For “Puckman” was the name coined by young Toru Iwatani, a designer with Japanese video game developer Namco, for the central character of an offbeat game he came up with in 1980. Iwatani’s game involved a yellow blob racing through a maze, gobbling up the dots in its path. The enemies were four animated blobs, called “ghosts”, which kept crisscrossing the maze in search of Puckman.
After lacklustre adoption in Japan, the game headed out to the USA in 1981 through licensor Midway Games. Fortunately Midway executives were able to imagine what young players armed with a spray-can would do to arcade game machines named “Puckman”, so they renamed it “Pac-Man”. That small act saved the game from spray paint and ridicule, in return for unprecedented success and admiration.
“Pac-Man is like the Bible of gaming,” says Alok Kejriwal, the co-founder and CEO of Games2win, one of the largest video game developers in India. So powerful was the game’s appeal, he adds, that Pac-Man game scores became the de-facto “currency of competitiveness” during the 1980s in schools. “We used to compare Pac-Man scores in school like the youngsters of today compare GMAT scores,” he says.
Experts attribute Pac-Man’s multi-decade success to many individual reasons — uncomplicated gameplay, quirky theme music, easy-to-use controls and a non-threatening game environment that appealed to adults, including women. Though many games before and after Pac-Man have replicated some of these features, very few have been able to replicate all of them.

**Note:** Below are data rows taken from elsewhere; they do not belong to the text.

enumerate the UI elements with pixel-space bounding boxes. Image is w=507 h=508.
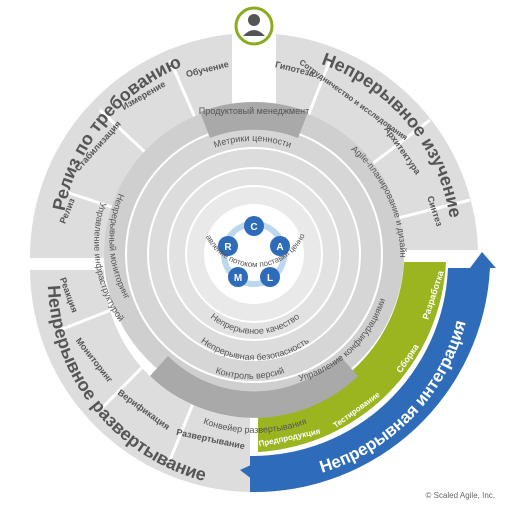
integrate-arrow-top bbox=[470, 252, 496, 268]
calmr-l-letter: L bbox=[267, 273, 273, 284]
calmr-c bbox=[244, 216, 264, 236]
calmr-c-letter: C bbox=[250, 222, 257, 233]
person-icon bbox=[234, 6, 274, 46]
integrate-band bbox=[250, 268, 490, 493]
calmr-a-letter: A bbox=[276, 242, 283, 253]
calmr-a bbox=[270, 236, 290, 256]
product-mgmt-tab bbox=[200, 101, 308, 138]
ring-product-management-line: Продуктовый менеджмент bbox=[199, 106, 309, 116]
calmr-wheel: C A L M R bbox=[218, 216, 290, 287]
deploy-band bbox=[30, 270, 250, 492]
calmr-r bbox=[218, 236, 238, 256]
integrate-arrow bbox=[240, 458, 266, 490]
calmr-r-letter: R bbox=[224, 242, 232, 253]
calmr-m bbox=[228, 267, 248, 287]
explore-band bbox=[276, 34, 478, 250]
copyright: © Scaled Agile, Inc. bbox=[425, 491, 496, 500]
calmr-m-letter: M bbox=[234, 273, 242, 284]
deploy-pipeline-tab bbox=[150, 356, 358, 418]
ring-product-management: Продуктовый менеджмент bbox=[199, 106, 309, 116]
calmr-l bbox=[260, 267, 280, 287]
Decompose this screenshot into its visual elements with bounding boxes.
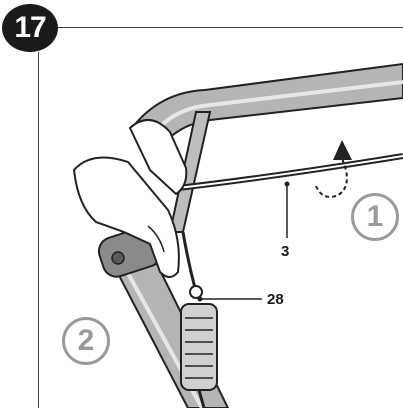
lower-hand [72,156,180,278]
step-number-badge: 17 [2,4,58,52]
frame-left-line [38,52,39,408]
upper-hand [128,119,188,196]
cable-spring [180,303,218,391]
callout-2: 2 [62,317,110,365]
part-label-28: 28 [267,291,284,308]
part-label-3: 3 [281,243,290,260]
callout-1: 1 [351,193,399,241]
cable [181,231,198,293]
frame-top-line [58,27,403,28]
rotate-arrow [315,157,348,198]
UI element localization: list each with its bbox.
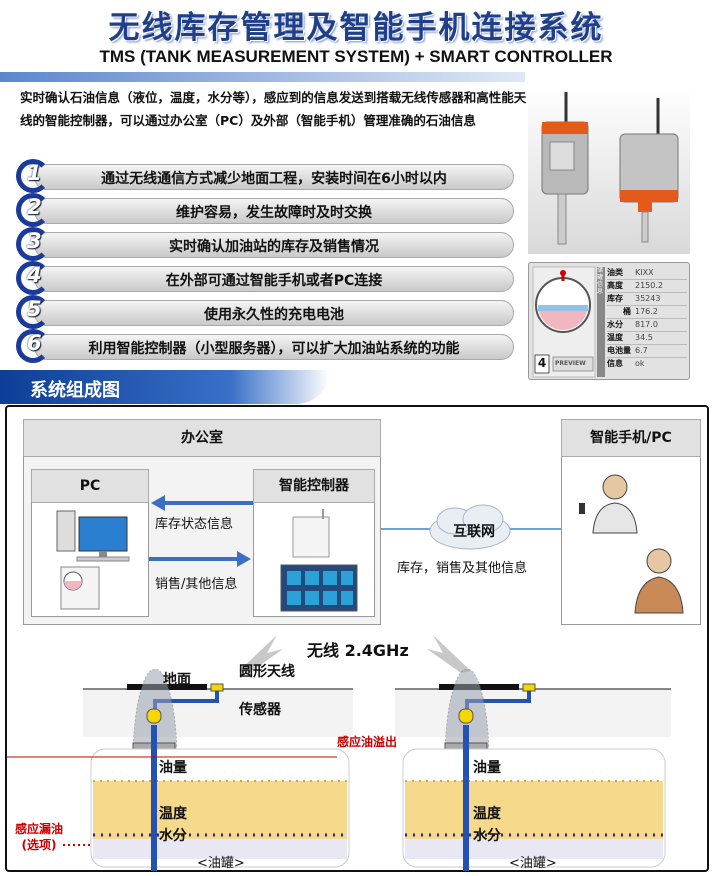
tank-label-left: <油罐>	[197, 856, 245, 871]
feature-item: 使用永久性的充电电池 5	[16, 295, 514, 329]
pc-header: PC	[31, 469, 149, 503]
internet-cloud-icon	[381, 504, 561, 550]
feature-bar	[34, 266, 514, 292]
wireless-signal-icon	[239, 635, 471, 673]
page-title: 无线库存管理及智能手机连接系统	[108, 10, 604, 46]
ground-label: 地面	[163, 672, 191, 688]
tank-right	[395, 669, 671, 871]
feature-text: 利用智能控制器（小型服务器），可以扩大加油站系统的功能	[88, 341, 460, 357]
temperature-label: 温度	[159, 806, 187, 822]
oil-level-label-right: 油量	[473, 760, 501, 776]
feature-text: 实时确认加油站的库存及销售情况	[169, 239, 379, 255]
number-badge-icon: 5	[16, 295, 50, 329]
controller-header: 智能控制器	[253, 469, 375, 503]
wireless-label: 无线 2.4GHz	[307, 641, 409, 660]
section-title-bar: 系统组成图	[0, 370, 330, 404]
feature-bar	[34, 198, 514, 224]
intro-text: 实时确认石油信息（液位，温度，水分等），感应到的信息发送到搭载无线传感器和高性能…	[20, 90, 527, 128]
feature-item: 维护容易，发生故障时及时交换 2	[16, 193, 514, 227]
internet-info-label: 库存，销售及其他信息	[397, 561, 528, 576]
controller-device-icon	[280, 509, 358, 612]
sensor-device-icon	[541, 92, 679, 245]
feature-text: 使用永久性的充电电池	[204, 307, 344, 323]
smartphone-pc-header: 智能手机/PC	[561, 419, 701, 457]
panel-tab[interactable]: 储罐信息	[597, 267, 604, 295]
internet-label: 互联网	[453, 524, 495, 540]
feature-item: 在外部可通过智能手机或者PC连接 4	[16, 261, 514, 295]
number-badge-icon: 3	[16, 227, 50, 261]
sensor-product-photo	[528, 86, 690, 254]
tank-label-right: <油罐>	[509, 856, 557, 871]
data-flow-arrows-icon	[149, 495, 253, 567]
tank-number: 4	[537, 356, 547, 370]
number-badge-icon: 4	[16, 261, 50, 295]
preview-label[interactable]: PREVIEW	[555, 360, 586, 367]
temperature-label-right: 温度	[473, 806, 501, 822]
antenna-label: 圆形天线	[239, 664, 295, 680]
leak-label: 感应漏油 (选项)	[14, 822, 63, 852]
water-label-right: 水分	[473, 828, 501, 844]
office-header: 办公室	[23, 419, 381, 457]
users-icon	[579, 474, 684, 614]
feature-bar	[34, 232, 514, 258]
inventory-status-label: 库存状态信息	[155, 517, 234, 532]
feature-bar	[34, 300, 514, 326]
oil-level-label: 油量	[159, 760, 187, 776]
tank-left	[7, 669, 353, 871]
tank-gauge-icon	[532, 266, 605, 378]
number-badge-icon: 1	[16, 159, 50, 193]
feature-bar	[34, 334, 514, 360]
overflow-label: 感应油溢出	[337, 735, 398, 749]
number-badge-icon: 2	[16, 193, 50, 227]
feature-text: 在外部可通过智能手机或者PC连接	[165, 273, 383, 289]
system-diagram: 办公室 PC 智能控制器 库存状态信息 销售/其他信息 互联网 库存，销售及其他…	[5, 405, 709, 872]
number-badge-icon: 6	[16, 329, 50, 363]
sensor-label: 传感器	[239, 702, 281, 718]
tank-diagram	[7, 669, 671, 871]
page-subtitle: TMS (TANK MEASUREMENT SYSTEM) + SMART CO…	[99, 47, 613, 66]
section-title: 系统组成图	[30, 380, 120, 401]
feature-item: 利用智能控制器（小型服务器），可以扩大加油站系统的功能 6	[16, 329, 514, 363]
feature-text: 通过无线通信方式减少地面工程，安装时间在6小时以内	[101, 171, 447, 187]
header-band	[0, 72, 525, 82]
feature-bar	[34, 164, 514, 190]
feature-item: 实时确认加油站的库存及销售情况 3	[16, 227, 514, 261]
feature-item: 通过无线通信方式减少地面工程，安装时间在6小时以内 1	[16, 159, 514, 193]
sales-info-label: 销售/其他信息	[155, 577, 238, 592]
computer-icon	[56, 510, 130, 610]
feature-text: 维护容易，发生故障时及时交换	[176, 205, 372, 221]
water-label: 水分	[159, 828, 187, 844]
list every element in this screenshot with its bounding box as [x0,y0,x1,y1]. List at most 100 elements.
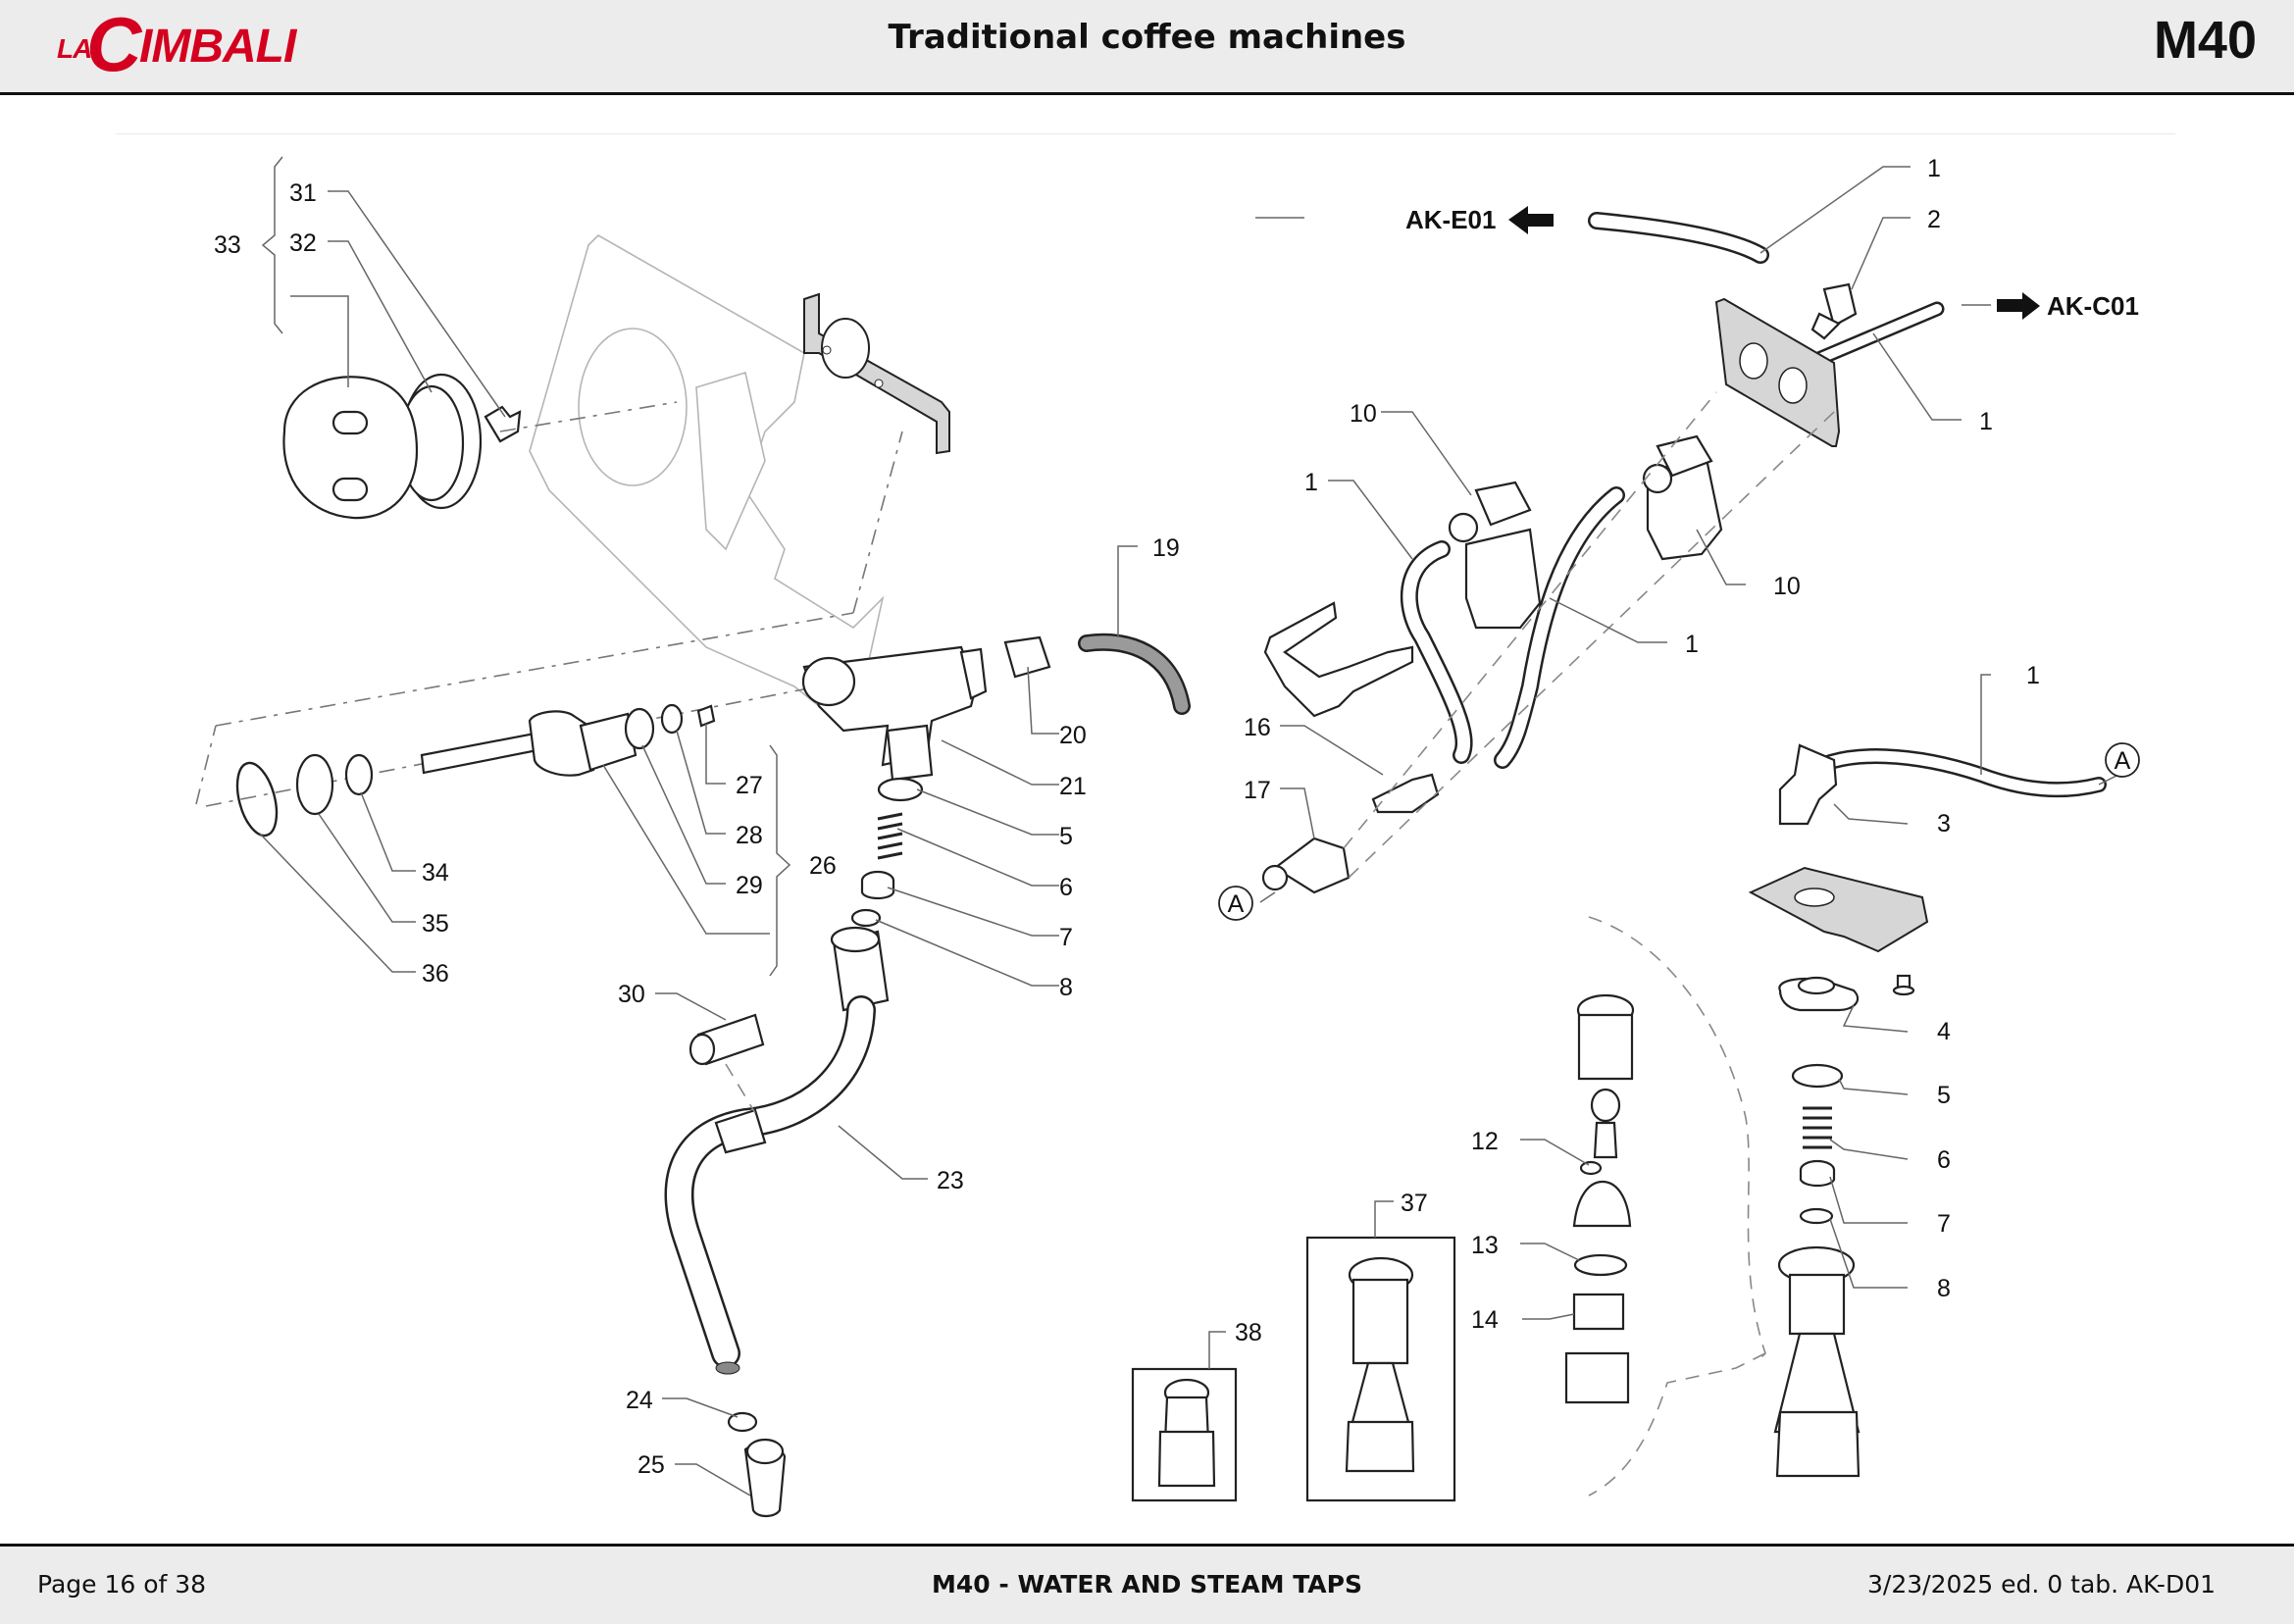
assembly-axis [852,431,903,614]
spindle-part-29 [420,710,637,777]
callout-35: 35 [422,910,449,938]
callout-13: 13 [1471,1232,1499,1259]
reference-label-ak-e01: AK-E01 [1405,205,1496,234]
page-footer: Page 16 of 38 M40 - WATER AND STEAM TAPS… [0,1544,2294,1624]
filter-part-14 [1572,1293,1625,1331]
washer-part-27 [660,703,684,735]
callout-21: 21 [1059,773,1087,800]
steam-wand-part-23 [664,926,890,1375]
callout-7: 7 [1937,1210,1951,1238]
nut-part-20 [1003,635,1051,679]
logo-la: LA [57,33,92,64]
callout-25: 25 [637,1451,665,1479]
oring-part-12 [1579,1160,1603,1176]
callout-labels: 1 2 1 10 1 10 1 16 17 1 3 4 5 6 7 8 12 1… [214,155,2040,1479]
callout-17: 17 [1244,777,1271,804]
reference-label-ak-c01: AK-C01 [2047,291,2139,321]
seat-part-7-left [860,870,895,900]
panel-ghost [529,234,885,728]
screw-part [1892,974,1915,996]
spring-part-6-right [1803,1106,1832,1149]
logo-c: C [86,1,142,87]
callout-31: 31 [289,179,317,207]
oring-part-8-right [1799,1207,1834,1225]
clip-part-31 [484,405,522,443]
callout-33: 33 [214,231,241,259]
callout-7: 7 [1059,924,1073,951]
nozzle-part-37 [1345,1256,1415,1473]
assembly-axis [1348,411,1835,879]
callout-8: 8 [1059,974,1073,1001]
callout-1: 1 [1979,408,1993,435]
reference-arrow-ak-c01: AK-C01 [1997,291,2139,321]
callout-36: 36 [422,960,449,988]
assembly-axis [215,612,854,727]
mounting-plate [1714,297,1841,447]
callout-1: 1 [1927,155,1941,182]
water-tap-body [1773,1245,1861,1478]
oring-part-8-left [850,908,882,928]
washer-part-35 [295,753,334,816]
arrow-left-icon [1508,206,1554,234]
pin-part-27 [696,704,716,728]
callout-6: 6 [1937,1146,1951,1174]
elbow-part-2 [1810,282,1858,340]
gasket-part-13 [1573,1253,1628,1277]
nozzle-assembly-exploded [1564,993,1635,1404]
callout-38: 38 [1235,1319,1262,1346]
callout-1: 1 [2026,662,2040,689]
washer-part-34 [344,753,374,796]
connection-marker-label: A [1228,890,1245,918]
reducer-part-16 [1371,773,1440,814]
callout-2: 2 [1927,206,1941,233]
callout-27: 27 [736,772,763,799]
leader-lines [259,166,2119,1497]
solenoid-valve-part-10-left [1448,481,1542,630]
nozzle-part-25 [743,1438,787,1518]
callout-14: 14 [1471,1306,1499,1334]
y-connector-part-17 [1261,837,1351,894]
flange-part-4 [1778,976,1860,1012]
edition-reference: 3/23/2025 ed. 0 tab. AK-D01 [1867,1570,2216,1599]
callout-26: 26 [809,852,837,880]
callout-32: 32 [289,229,317,257]
mounting-bracket-lower [1748,866,1929,953]
assembly-axis [725,1063,756,1114]
seat-part-7-right [1799,1159,1836,1188]
callout-37: 37 [1401,1190,1428,1217]
callout-10: 10 [1773,573,1801,600]
circlip-part-36 [235,761,279,837]
clamp-part [1263,601,1414,718]
callout-6: 6 [1059,874,1073,901]
filter-part-38 [1157,1378,1216,1488]
callout-34: 34 [422,859,449,887]
gasket-part-5-left [877,777,924,802]
callout-30: 30 [618,981,645,1008]
callout-29: 29 [736,872,763,899]
document-title: Traditional coffee machines [888,18,1406,57]
group-brace-26 [769,744,791,977]
tap-body-part-21 [801,645,988,782]
section-title: M40 - WATER AND STEAM TAPS [932,1570,1362,1599]
assembly-axis [195,725,217,805]
callout-3: 3 [1937,810,1951,837]
bracket-plate [803,292,950,455]
assembly-axis [499,401,678,432]
solenoid-valve-part-10-right [1642,434,1723,561]
divider [116,133,2175,134]
callout-19: 19 [1152,534,1180,562]
callout-5: 5 [1059,823,1073,850]
callout-4: 4 [1937,1018,1951,1045]
oring-part-24 [727,1411,758,1433]
reference-arrow-ak-e01: AK-E01 [1405,205,1554,234]
knob-part-33 [282,373,483,520]
elbow-part-3 [1778,743,1838,826]
callout-20: 20 [1059,722,1087,749]
page-header: LA C IMBALI Traditional coffee machines … [0,0,2294,95]
callout-23: 23 [937,1167,964,1194]
callout-10: 10 [1350,400,1377,428]
connection-marker-label: A [2115,747,2131,775]
callout-12: 12 [1471,1128,1499,1155]
arrow-right-icon [1997,292,2040,320]
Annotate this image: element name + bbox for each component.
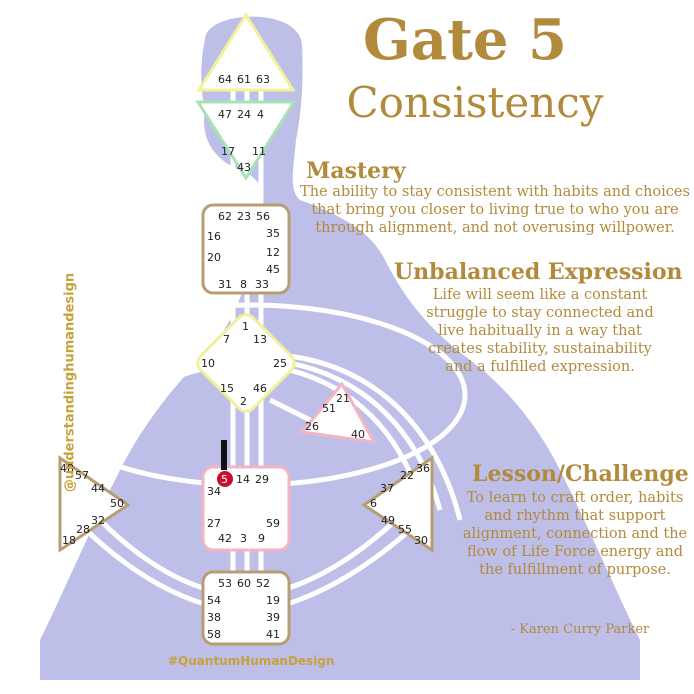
gate-label: 29 [255,473,269,486]
gate-label: 56 [256,210,270,223]
gate-label: 36 [416,462,430,475]
gate-label: 51 [322,402,336,415]
gate-label: 44 [91,482,105,495]
gate-label: 3 [240,532,247,545]
mastery-text: The ability to stay consistent with habi… [300,184,690,236]
gate-label: 4 [257,108,264,121]
page-title: Gate 5 [362,7,568,73]
author-attribution: - Karen Curry Parker [510,622,650,637]
gate-label: 41 [266,628,280,641]
gate-label: 20 [207,251,221,264]
unbalanced-expression-heading: Unbalanced Expression [394,259,683,285]
heart-center [299,381,377,444]
root-center [201,570,291,646]
gate-label: 48 [60,462,74,475]
gate-label: 8 [240,278,247,291]
gate-label: 58 [207,628,221,641]
gate-label: 7 [223,333,230,346]
gate-label: 43 [237,161,251,174]
gate-label: 31 [218,278,232,291]
gate-label: 17 [221,145,235,158]
gate-label: 57 [75,469,89,482]
gate-label: 10 [201,357,215,370]
gate-label-highlighted: 5 [221,473,228,486]
gate-label: 39 [266,611,280,624]
gate-label: 34 [207,485,221,498]
gate-label: 22 [400,469,414,482]
gate-label: 53 [218,577,232,590]
solar-plexus-center [361,455,434,553]
gate-label: 1 [242,320,249,333]
gate-label: 42 [218,532,232,545]
hashtag: #QuantumHumanDesign [168,654,335,668]
body-silhouette [40,16,640,680]
gate-label: 55 [398,523,412,536]
gate-label: 27 [207,517,221,530]
gate-label: 62 [218,210,232,223]
gate-label: 52 [256,577,270,590]
sacral-center [201,465,291,552]
gate-label: 46 [253,382,267,395]
gate-label: 32 [91,514,105,527]
gate-label: 2 [240,395,247,408]
page-subtitle: Consistency [346,78,604,127]
gate-label: 25 [273,357,287,370]
gate-label: 40 [351,428,365,441]
gate-label: 6 [370,497,377,510]
gate-label: 60 [237,577,251,590]
lesson-challenge-text: To learn to craft order, habits and rhyt… [462,490,688,578]
gate-label: 35 [266,227,280,240]
gate-label: 28 [76,523,90,536]
gate-label: 38 [207,611,221,624]
gate-5-activation-bar [221,440,227,470]
mastery-heading: Mastery [306,158,406,184]
gate-label: 9 [258,532,265,545]
gate-label: 61 [237,73,251,86]
gate-label: 23 [237,210,251,223]
instagram-handle: @understandinghumandesign [62,272,78,493]
gate-label: 21 [336,392,350,405]
gate-label: 15 [220,382,234,395]
gate-5-highlight [217,471,233,487]
gate-label: 49 [381,514,395,527]
gate-label: 64 [218,73,232,86]
gate-label: 19 [266,594,280,607]
throat-center [201,203,291,295]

Pac-Man’s success wasn’t all cultural either. It is estimated to have earned over $100 million in the last three decades for its game developer and its various licensees around the world. There were authorised Pac-Man T-shirts, board games, lunchboxes and music singles. The game itself was spun, legally and illegally, into numerous sequels over the years — Pac-Man Plus, Jr. Pac-Man, Professor Pac-Man and Ms. Pac-Man. Though originally launched as an arcade game, it was soon ported to various devices like game consoles, computers, mobile phones and even iPod music players.